Today we had a Hothouse talk by a London based design studio called Kellenberger-White. Their speciality is designing visual identities for exhibitions but they also design typefaces, books, campaigns and websites. I found the talk very interesting considering the Summer Show exhibition project we had before Christmas. It is a shame we didn’t have this talk in the autumn. It was interesting to her her talk about the exhibitions that they have designed and the reasons and inspirations behind the design solutions.
I like how they took the color scheme and materials for the MIMA exhibition from the history and location of the gallery. They used metal for tables inspired by the bridge. And their color scheme was based on the International paint colors used for painting bridges. She said in the end of the talk that when you have a rationale like that behind our choices, the client can’t really argue against it, which I think is a really good general piece of advice!
Exhibition identity for Middlesbrough Institute of Modern Art
They also designed an exhibition for the Design Museum celebrating the 100th anniversary of the Russian revolution. There they drew inspiration from the past, the utopian architecture and unrealized buildings.
Imagine Moscow exhibition at the Design Museum
Another exhibition design that they did was for the Roca gallery and it was about the history of bathing.
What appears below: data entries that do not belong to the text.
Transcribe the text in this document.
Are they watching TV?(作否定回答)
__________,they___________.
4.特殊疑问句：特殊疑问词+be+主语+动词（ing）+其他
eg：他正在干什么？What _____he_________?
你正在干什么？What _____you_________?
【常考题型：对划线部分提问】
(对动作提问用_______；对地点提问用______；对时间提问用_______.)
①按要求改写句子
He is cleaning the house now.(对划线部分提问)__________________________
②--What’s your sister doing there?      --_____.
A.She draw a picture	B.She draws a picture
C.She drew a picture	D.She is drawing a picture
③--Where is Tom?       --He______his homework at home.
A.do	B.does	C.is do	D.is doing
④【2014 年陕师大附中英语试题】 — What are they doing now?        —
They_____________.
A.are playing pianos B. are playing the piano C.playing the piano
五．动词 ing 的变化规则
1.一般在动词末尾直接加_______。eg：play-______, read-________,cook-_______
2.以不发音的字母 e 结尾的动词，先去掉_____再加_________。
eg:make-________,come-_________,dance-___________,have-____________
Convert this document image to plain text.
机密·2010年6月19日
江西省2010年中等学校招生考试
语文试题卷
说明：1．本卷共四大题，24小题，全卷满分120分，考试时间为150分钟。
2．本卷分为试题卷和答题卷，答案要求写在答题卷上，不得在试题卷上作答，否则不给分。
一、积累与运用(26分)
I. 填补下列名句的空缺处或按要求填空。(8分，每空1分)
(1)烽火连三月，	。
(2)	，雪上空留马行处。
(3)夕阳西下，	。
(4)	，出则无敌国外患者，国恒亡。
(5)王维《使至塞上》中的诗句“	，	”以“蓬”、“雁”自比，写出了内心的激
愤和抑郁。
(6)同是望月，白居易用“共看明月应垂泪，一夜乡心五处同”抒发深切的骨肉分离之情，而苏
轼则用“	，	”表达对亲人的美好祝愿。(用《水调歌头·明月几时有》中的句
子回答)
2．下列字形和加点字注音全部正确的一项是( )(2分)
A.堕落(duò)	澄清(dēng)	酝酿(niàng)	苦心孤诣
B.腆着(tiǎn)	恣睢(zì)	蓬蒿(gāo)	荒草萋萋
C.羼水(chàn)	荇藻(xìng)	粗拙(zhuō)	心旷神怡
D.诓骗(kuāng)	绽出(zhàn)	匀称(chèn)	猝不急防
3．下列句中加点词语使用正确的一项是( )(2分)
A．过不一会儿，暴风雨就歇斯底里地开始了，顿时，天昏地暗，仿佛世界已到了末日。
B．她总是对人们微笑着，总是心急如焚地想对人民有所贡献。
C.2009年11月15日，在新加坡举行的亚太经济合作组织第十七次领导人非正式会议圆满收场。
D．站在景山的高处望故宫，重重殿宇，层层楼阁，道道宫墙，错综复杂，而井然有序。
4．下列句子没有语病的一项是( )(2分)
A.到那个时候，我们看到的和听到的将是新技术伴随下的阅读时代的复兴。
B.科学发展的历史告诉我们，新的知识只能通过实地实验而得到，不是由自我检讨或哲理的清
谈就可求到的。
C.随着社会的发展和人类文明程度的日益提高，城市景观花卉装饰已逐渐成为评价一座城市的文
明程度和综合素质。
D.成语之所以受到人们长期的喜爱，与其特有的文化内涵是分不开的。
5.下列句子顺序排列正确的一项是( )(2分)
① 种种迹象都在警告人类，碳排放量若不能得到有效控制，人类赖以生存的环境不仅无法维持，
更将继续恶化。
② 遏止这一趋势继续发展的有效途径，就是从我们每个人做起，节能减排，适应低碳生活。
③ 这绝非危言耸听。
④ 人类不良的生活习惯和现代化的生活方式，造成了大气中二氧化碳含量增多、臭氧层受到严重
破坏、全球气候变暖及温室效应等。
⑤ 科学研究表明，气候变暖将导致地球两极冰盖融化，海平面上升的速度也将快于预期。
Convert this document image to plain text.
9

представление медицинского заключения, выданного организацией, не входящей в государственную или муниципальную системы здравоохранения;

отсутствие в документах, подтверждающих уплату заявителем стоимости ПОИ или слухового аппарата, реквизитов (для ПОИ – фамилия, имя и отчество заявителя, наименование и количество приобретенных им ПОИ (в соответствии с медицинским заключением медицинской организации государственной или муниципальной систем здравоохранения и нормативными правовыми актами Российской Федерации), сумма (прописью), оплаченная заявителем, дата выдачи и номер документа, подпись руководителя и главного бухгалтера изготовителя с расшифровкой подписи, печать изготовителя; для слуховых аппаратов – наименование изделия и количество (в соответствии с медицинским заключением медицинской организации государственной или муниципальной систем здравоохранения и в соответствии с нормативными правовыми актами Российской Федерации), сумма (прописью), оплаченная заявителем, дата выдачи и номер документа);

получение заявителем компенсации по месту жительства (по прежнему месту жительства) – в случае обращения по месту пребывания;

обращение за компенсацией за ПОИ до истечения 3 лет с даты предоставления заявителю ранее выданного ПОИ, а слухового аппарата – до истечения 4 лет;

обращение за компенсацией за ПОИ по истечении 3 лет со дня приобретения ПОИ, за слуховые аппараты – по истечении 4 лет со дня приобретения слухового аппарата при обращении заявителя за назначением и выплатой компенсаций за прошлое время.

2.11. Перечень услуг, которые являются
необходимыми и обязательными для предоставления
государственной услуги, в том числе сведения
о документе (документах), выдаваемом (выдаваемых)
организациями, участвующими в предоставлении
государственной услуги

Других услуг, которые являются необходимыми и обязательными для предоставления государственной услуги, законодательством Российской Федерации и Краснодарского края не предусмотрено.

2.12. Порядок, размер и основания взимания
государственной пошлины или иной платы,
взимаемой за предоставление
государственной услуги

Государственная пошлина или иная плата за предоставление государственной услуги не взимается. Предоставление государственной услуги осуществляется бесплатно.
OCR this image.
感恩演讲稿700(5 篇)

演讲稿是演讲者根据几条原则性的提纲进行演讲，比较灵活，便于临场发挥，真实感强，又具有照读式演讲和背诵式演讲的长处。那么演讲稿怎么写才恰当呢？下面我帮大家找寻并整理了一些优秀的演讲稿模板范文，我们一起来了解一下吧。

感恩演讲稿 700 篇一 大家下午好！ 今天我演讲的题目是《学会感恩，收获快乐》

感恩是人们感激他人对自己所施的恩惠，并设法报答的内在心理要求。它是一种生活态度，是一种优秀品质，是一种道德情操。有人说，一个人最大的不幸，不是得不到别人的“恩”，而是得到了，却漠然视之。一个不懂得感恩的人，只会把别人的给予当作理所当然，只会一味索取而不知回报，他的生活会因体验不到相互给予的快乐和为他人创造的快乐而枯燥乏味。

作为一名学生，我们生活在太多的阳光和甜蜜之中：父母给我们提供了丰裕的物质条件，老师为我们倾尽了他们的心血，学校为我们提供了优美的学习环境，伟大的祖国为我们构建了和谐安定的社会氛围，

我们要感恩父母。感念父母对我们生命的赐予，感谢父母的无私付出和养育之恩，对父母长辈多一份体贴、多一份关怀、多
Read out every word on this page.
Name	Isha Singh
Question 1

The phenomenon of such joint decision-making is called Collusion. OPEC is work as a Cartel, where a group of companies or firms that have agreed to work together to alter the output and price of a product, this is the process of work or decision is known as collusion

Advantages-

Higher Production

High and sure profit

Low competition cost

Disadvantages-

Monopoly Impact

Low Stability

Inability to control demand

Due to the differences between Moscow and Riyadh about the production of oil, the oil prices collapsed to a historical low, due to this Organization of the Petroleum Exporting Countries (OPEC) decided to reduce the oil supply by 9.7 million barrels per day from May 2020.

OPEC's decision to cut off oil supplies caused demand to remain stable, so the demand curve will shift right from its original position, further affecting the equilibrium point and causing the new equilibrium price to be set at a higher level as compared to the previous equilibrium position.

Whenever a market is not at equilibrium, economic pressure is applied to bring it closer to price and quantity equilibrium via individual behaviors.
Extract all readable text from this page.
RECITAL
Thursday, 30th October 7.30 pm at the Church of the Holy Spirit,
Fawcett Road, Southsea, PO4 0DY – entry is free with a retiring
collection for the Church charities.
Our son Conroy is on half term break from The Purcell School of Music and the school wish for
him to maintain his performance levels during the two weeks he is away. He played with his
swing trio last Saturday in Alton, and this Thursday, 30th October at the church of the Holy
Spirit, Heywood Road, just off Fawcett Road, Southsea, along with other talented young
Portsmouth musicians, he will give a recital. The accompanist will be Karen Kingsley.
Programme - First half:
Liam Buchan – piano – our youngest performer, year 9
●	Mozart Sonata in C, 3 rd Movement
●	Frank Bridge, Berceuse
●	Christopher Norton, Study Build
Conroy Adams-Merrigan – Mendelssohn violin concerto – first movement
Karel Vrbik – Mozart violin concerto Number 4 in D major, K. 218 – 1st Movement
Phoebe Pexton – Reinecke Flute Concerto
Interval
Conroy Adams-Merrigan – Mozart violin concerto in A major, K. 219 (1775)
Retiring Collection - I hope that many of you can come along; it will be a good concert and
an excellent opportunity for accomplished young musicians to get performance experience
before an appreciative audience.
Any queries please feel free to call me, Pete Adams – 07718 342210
I think they really captured the essence of bathing there! I think the solutions that we saw in the pictures where genius! There too they used materials related to bathing and sauna: mud, wood, clay. They wanted to stay away from the stereotypical tiles, but instead created an illusion of tiles by drawing the lines on the walls. I can see why they would do that. If the whole space was tiled, it would actually look like the exhibition was is a spa or swim center. By drawing, the space has a reference to a spa but still looks like a modern exhibition space. I also love how they made the tables from tree trunks and by casting.